Vector spaces are foundational structures in algebra, characterized by specific properties that dictate their behavior. These properties must be satisfied for any set of vectors to be considered a vector space.

• Vector Addition and Scalar Multiplication: These two operations must be defined and consistent in the space.
• Exists a Zero Vector: Every vector space contains a zero vector that, when added to any vector in the space, yields the same vector.
• Commutative and Associative Laws: Vector addition is both commutative, i.e., \(u + v = v + u\), and associative, i.e., \(u + (v + w) = (u + v) + w\).
• Distributive Properties: These hold for scalar multiplications, ensuring consistency and linkage between operations.
  For example, \(c(v + w) = cv + cw\) and \((c + d)v = cv + dv\).
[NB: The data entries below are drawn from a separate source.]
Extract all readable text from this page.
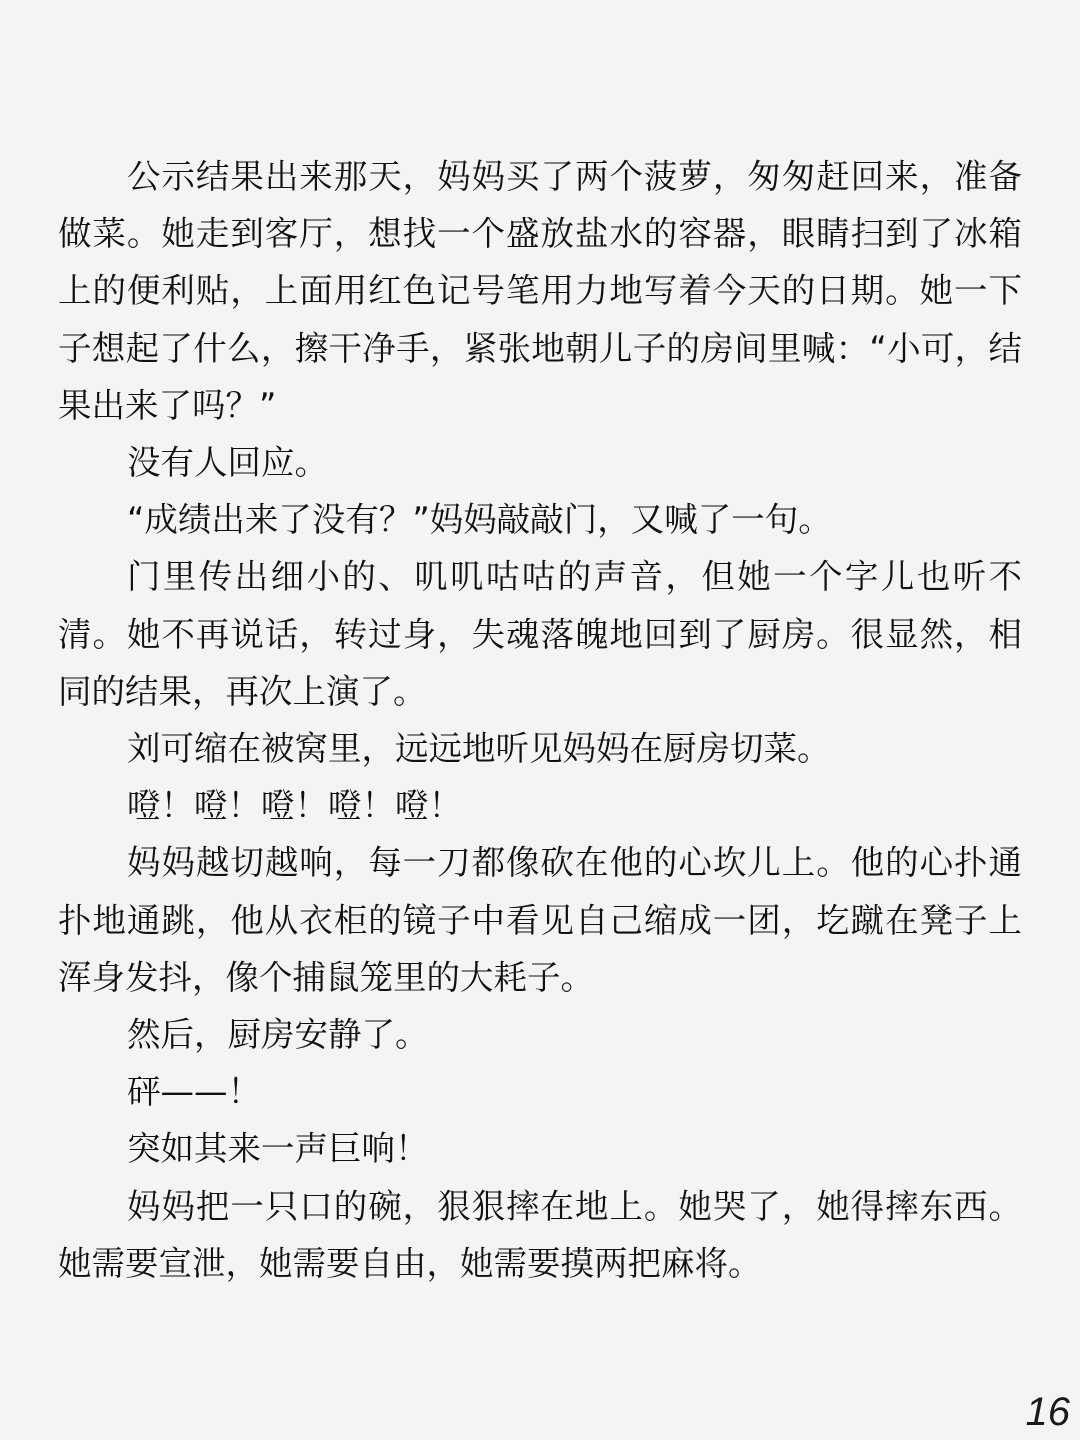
公示结果出来那天，妈妈买了两个菠萝，匆匆赶回来，准备做菜。她走到客厅，想找一个盛放盐水的容器，眼睛扫到了冰箱上的便利贴，上面用红色记号笔用力地写着今天的日期。她一下子想起了什么，擦干净手，紧张地朝儿子的房间里喊：“小可，结果出来了吗？”

没有人回应。

“成绩出来了没有？”妈妈敲敲门，又喊了一句。

门里传出细小的、叽叽咕咕的声音，但她一个字儿也听不清。她不再说话，转过身，失魂落魄地回到了厨房。很显然，相同的结果，再次上演了。

刘可缩在被窝里，远远地听见妈妈在厨房切菜。

噔！噔！噔！噔！噔！

妈妈越切越响，每一刀都像砍在他的心坎儿上。他的心扑通扑地通跳，他从衣柜的镜子中看见自己缩成一团，圪蹴在凳子上浑身发抖，像个捕鼠笼里的大耗子。

然后，厨房安静了。

砰——！

突如其来一声巨响！

妈妈把一只口的碗，狠狠摔在地上。她哭了，她得摔东西。她需要宣泄，她需要自由，她需要摸两把麻将。

16
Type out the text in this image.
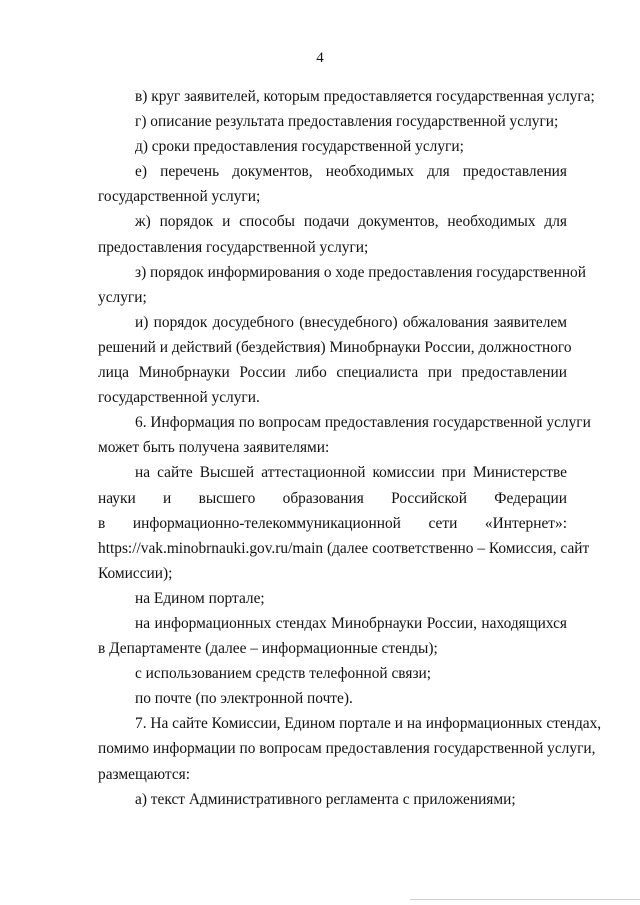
4
в) круг заявителей, которым предоставляется государственная услуга;
г) описание результата предоставления государственной услуги;
д) сроки предоставления государственной услуги;
е) перечень документов, необходимых для предоставления
государственной услуги;
ж) порядок и способы подачи документов, необходимых для
предоставления государственной услуги;
з) порядок информирования о ходе предоставления государственной
услуги;
и) порядок досудебного (внесудебного) обжалования заявителем
решений и действий (бездействия) Минобрнауки России, должностного
лица Минобрнауки России либо специалиста при предоставлении
государственной услуги.
6. Информация по вопросам предоставления государственной услуги
может быть получена заявителями:
на сайте Высшей аттестационной комиссии при Министерстве
науки и высшего образования Российской Федерации
в информационно-телекоммуникационной сети «Интернет»:
https://vak.minobrnauki.gov.ru/main (далее соответственно – Комиссия, сайт
Комиссии);
на Едином портале;
на информационных стендах Минобрнауки России, находящихся
в Департаменте (далее – информационные стенды);
с использованием средств телефонной связи;
по почте (по электронной почте).
7. На сайте Комиссии, Едином портале и на информационных стендах,
помимо информации по вопросам предоставления государственной услуги,
размещаются:
а) текст Административного регламента с приложениями;
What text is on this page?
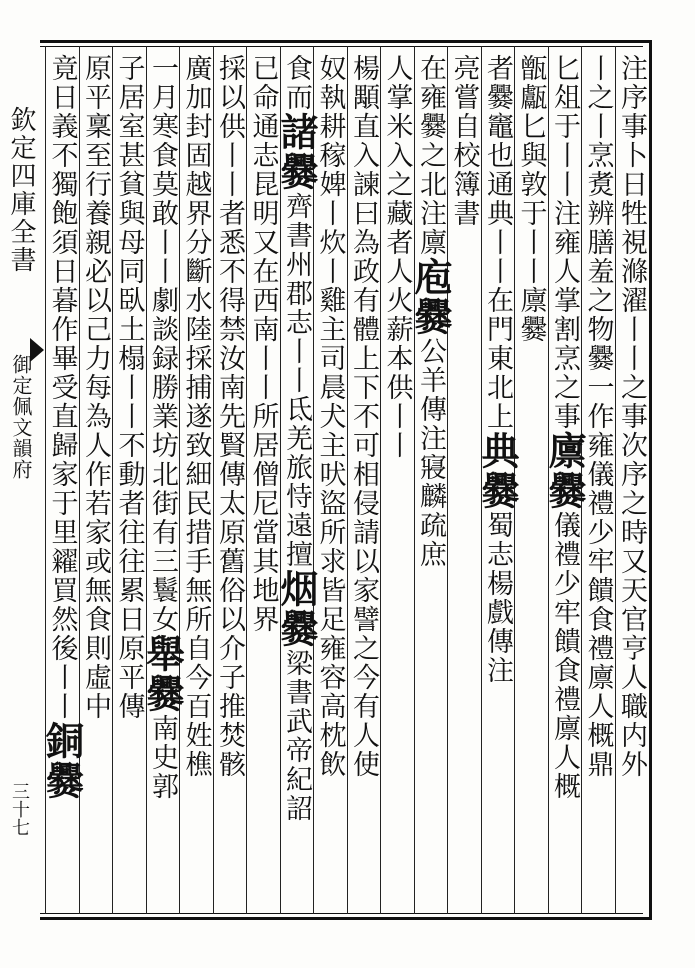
欽定四庫全書
御定佩文韻府
三十七
注序事卜日牲視滌濯丨丨之事次序之時又天官亨人職内外
丨之丨烹煑辨膳羞之物爨一作雍儀禮少牢饋食禮廪人概鼎
匕俎于丨丨注雍人掌割烹之事廪爨儀禮少牢饋食禮廪人概
甑甗匕與敦于丨丨廪爨
者爨竈也通典丨丨在門東北上典爨蜀志楊戲傳注
亮嘗自校簿書
在雍爨之北注廪庖爨公羊傳注寢麟疏庶
人掌米入之藏者人火薪本供丨丨
楊顒直入諫曰為政有體上下不可相侵請以家譬之今有人使
奴執耕稼婢丨炊丨雞主司晨犬主吠盜所求皆足雍容高枕飲
食而諸爨齊書州郡志丨丨氐羌旅恃遠擅烟爨梁書武帝紀詔
已命通志昆明又在西南丨丨所居僧尼當其地界
採以供丨丨者悉不得禁汝南先賢傳太原舊俗以介子推焚骸
廣加封固越界分斷水陸採捕遂致細民措手無所自今百姓樵
一月寒食莫敢丨丨劇談録勝業坊北街有三鬟女舉爨南史郭
子居室甚貧與母同臥土榻丨丨不動者往往累日原平傳
原平稟至行養親必以己力每為人作若家或無食則虛中
竟日義不獨飽須日暮作畢受直歸家于里糴買然後丨丨銅爨
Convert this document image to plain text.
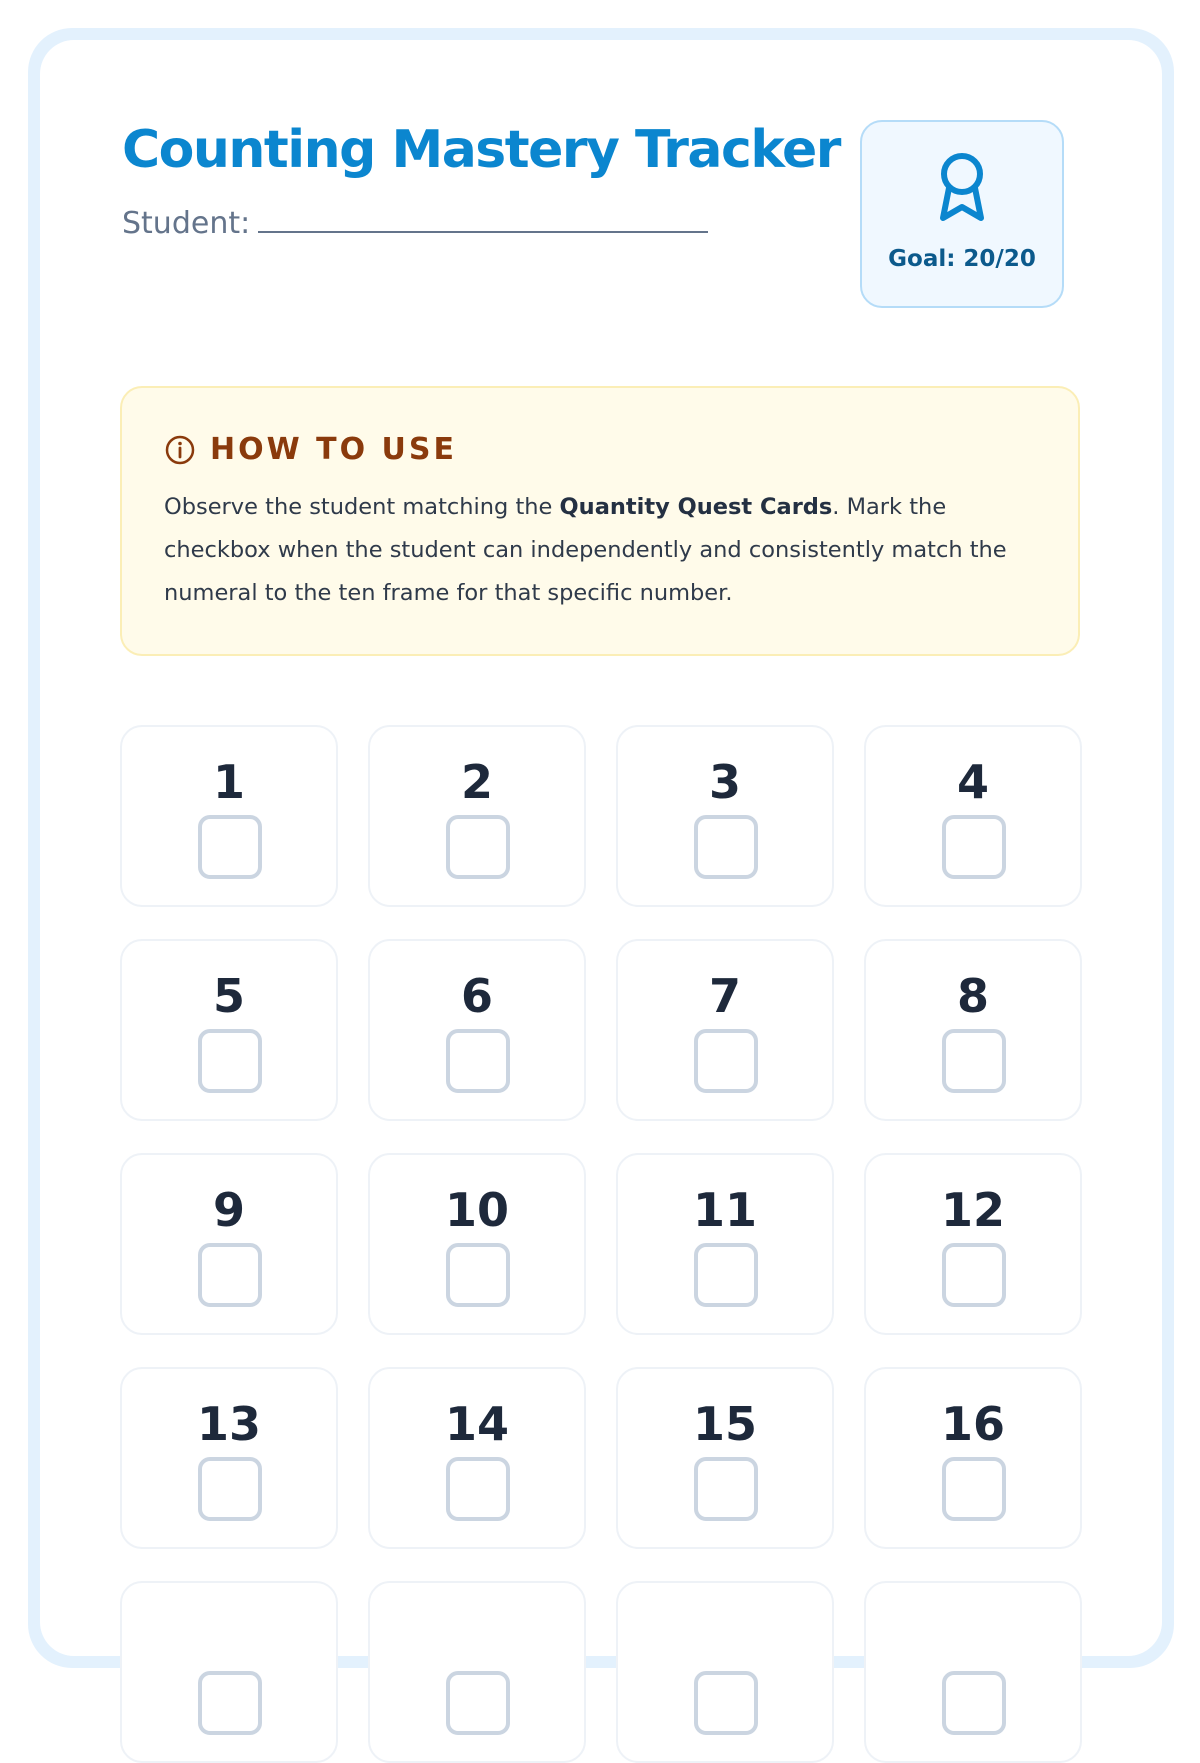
Counting Mastery Tracker
Student:
Goal: 20/20
HOW TO USE

Observe the student matching the Quantity Quest Cards. Mark the checkbox when the student can independently and consistently match the numeral to the ten frame for that specific number.

1	2	3	4
5	6	7	8
9	10	11	12
13	14	15	16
These axioms form the backbone of linear algebra, ensuring that we can predictably manipulate and combine vectors, providing a robust framework for exploring mathematical constructs.

Image of a Transformation

The image, or range, of a linear transformation \(\mathbf{T}: \mathcal{V} \rightarrow \mathcal{W}\), denoted by \(\text{Im}(T)\), consists of all vectors in \(\mathcal{W}\) that can be expressed as \(\mathbf{T}(v)\) for some vector \(v\) in \(\mathcal{V}\).

• Includes \(\mathbf{T}(0)\): The zero vector in \(\mathcal{V}\), when transformed, results in the zero vector in \(\mathcal{W}\), thus \(\mathbf{T}(0) \in \text{Im}(T)\).
• Closed under Addition: If vectors \(w_1\) and \(w_2\) are in the image of \(T\), their sum \(w_1 + w_2\) remains in the image because they can be traced back to the sum of preimages, namely vectors \(v_1\) and \(v_2\) in \(\mathcal{V}\).
• Closed under Scalar Multiplication: Any vector \(w\) in the image, when multiplied by a scalar, \(c\), will also remain in the image. This is because \(w\) can be written as \(\mathbf{T}(v)\) for some \(v\), and \(c \cdot w = \mathbf{T}(c \cdot v)\).

These properties ensure that the image of \(T\) behaves just like a subspace within \(\mathcal{W}\), enabling extensive applications in diverse scenarios such as differential equations, computer graphics and data transformations.